The government has already amended its July 2020 order, making prior screening and registration mandatory for all those bidders who have any commercial arrangement with entities of countries that share a land border with India, they said requesting anonymity. Without naming any particular country, the government on July 23, 2020 restricted purchases for public projects from companies in countries that share a land border with India, citing national security.
The Union government has recently sent a missive to all states, directing them to seek approval before having any business relationship with hostile neighbouring countries due to increased security concerns, they said.
The communication has been sent to all chief secretaries recently after it was noticed that some private firms located in certain states were trying to engage Chinese contractors in infrastructure projects, one of them said. The chief secretary is often the top bureaucrat and principal executive officer in a state.
The decision was taken on the basis of security inputs received from agencies much before the October 7 terror attack in Israel, a second person said. Certain private infrastructure projects in some states are currently stuck due to this reason, he added. Mint, HT’s sister publication, on October 8 published that in want of Indian visas, executives of China’s BYD Auto Co Ltd had to meet private Indian firms’ executives in neighbouring countries such as Nepal and Sri Lanka.
On July 23, 2020, India restricted purchases for public projects, including those being developed as public-private partnerships, from companies in countries that share a land border with it due to security concerns. It was a retaliatory action against Chinese aggression on Indian boarders, which followed a DPIIT notification of April 2020 removing Chinese investments from the so-called automatic approval route fearing a takeover of Indian firms at a time when the country was fighting against the Covid-19 pandemic.

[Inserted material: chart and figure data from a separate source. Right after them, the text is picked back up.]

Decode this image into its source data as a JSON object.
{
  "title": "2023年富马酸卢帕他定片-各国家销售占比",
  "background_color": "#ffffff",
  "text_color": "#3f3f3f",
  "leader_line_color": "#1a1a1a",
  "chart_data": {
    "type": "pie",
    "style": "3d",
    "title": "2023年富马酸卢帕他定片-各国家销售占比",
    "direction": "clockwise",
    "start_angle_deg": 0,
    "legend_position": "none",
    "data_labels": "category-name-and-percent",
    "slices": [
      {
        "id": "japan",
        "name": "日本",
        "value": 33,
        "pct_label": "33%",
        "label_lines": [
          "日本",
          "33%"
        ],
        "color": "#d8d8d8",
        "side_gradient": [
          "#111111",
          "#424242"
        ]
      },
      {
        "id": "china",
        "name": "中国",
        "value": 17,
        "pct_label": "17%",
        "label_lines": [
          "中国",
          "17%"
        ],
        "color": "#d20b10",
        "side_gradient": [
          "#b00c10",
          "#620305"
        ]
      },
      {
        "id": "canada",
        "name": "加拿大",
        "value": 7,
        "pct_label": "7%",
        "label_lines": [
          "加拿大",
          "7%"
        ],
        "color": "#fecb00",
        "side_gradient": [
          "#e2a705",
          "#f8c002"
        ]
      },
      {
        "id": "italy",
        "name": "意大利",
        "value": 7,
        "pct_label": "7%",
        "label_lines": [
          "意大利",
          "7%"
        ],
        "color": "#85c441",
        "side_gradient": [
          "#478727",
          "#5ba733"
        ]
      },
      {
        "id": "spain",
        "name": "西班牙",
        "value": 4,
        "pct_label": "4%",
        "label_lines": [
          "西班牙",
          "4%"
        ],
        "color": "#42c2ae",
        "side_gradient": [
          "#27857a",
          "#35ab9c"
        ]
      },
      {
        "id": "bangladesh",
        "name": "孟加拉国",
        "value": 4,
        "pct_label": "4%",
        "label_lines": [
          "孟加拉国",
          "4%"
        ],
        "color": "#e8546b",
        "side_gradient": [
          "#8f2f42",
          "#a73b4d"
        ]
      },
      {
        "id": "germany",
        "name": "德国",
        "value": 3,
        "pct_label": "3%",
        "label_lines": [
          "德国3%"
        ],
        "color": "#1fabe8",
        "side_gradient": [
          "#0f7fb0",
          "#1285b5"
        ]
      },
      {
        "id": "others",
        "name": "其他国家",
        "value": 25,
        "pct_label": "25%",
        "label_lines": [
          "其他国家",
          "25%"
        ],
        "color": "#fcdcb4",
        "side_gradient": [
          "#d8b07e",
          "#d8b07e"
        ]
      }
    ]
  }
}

India had also reacted to Chinese aggression in eastern Ladakh in June that year in which 20 Indian soldiers and an unknown number of Chinese soldiers were killed. On June 29, 2020 the Narendra Modi government announced a ban on 59, mostly Chinese, mobile applications such as TikTok, UC Browser and WeChat, citing concerns that these are prejudicial to the sovereignty of India, defence of India, security of state and public order. Later, many other Chinese firms were included in the list.
The latest order will bar even indirect Chinese participation in strategic sectors such as power, petroleum, coal and telecom.
In order to check the influx of cheaper Chinese products, the government also took both offensive and defensive economic measures such as anti-dumping duties have been imposed on various goods originating from China, the Make in India campaign and the production-linked initiative (PLI) scheme for over a dozen sectors, the second person said.
Mint reported on 7 June this year that India has approved less than a quarter of the total FDI applications from China since April 2020. Also, in October 2020, India’s home ministry raised concerns about potentially sensitive investments in critical sectors from “certain countries”, given the blurred ownership lines between state-owned and privately held firms in China, the report said.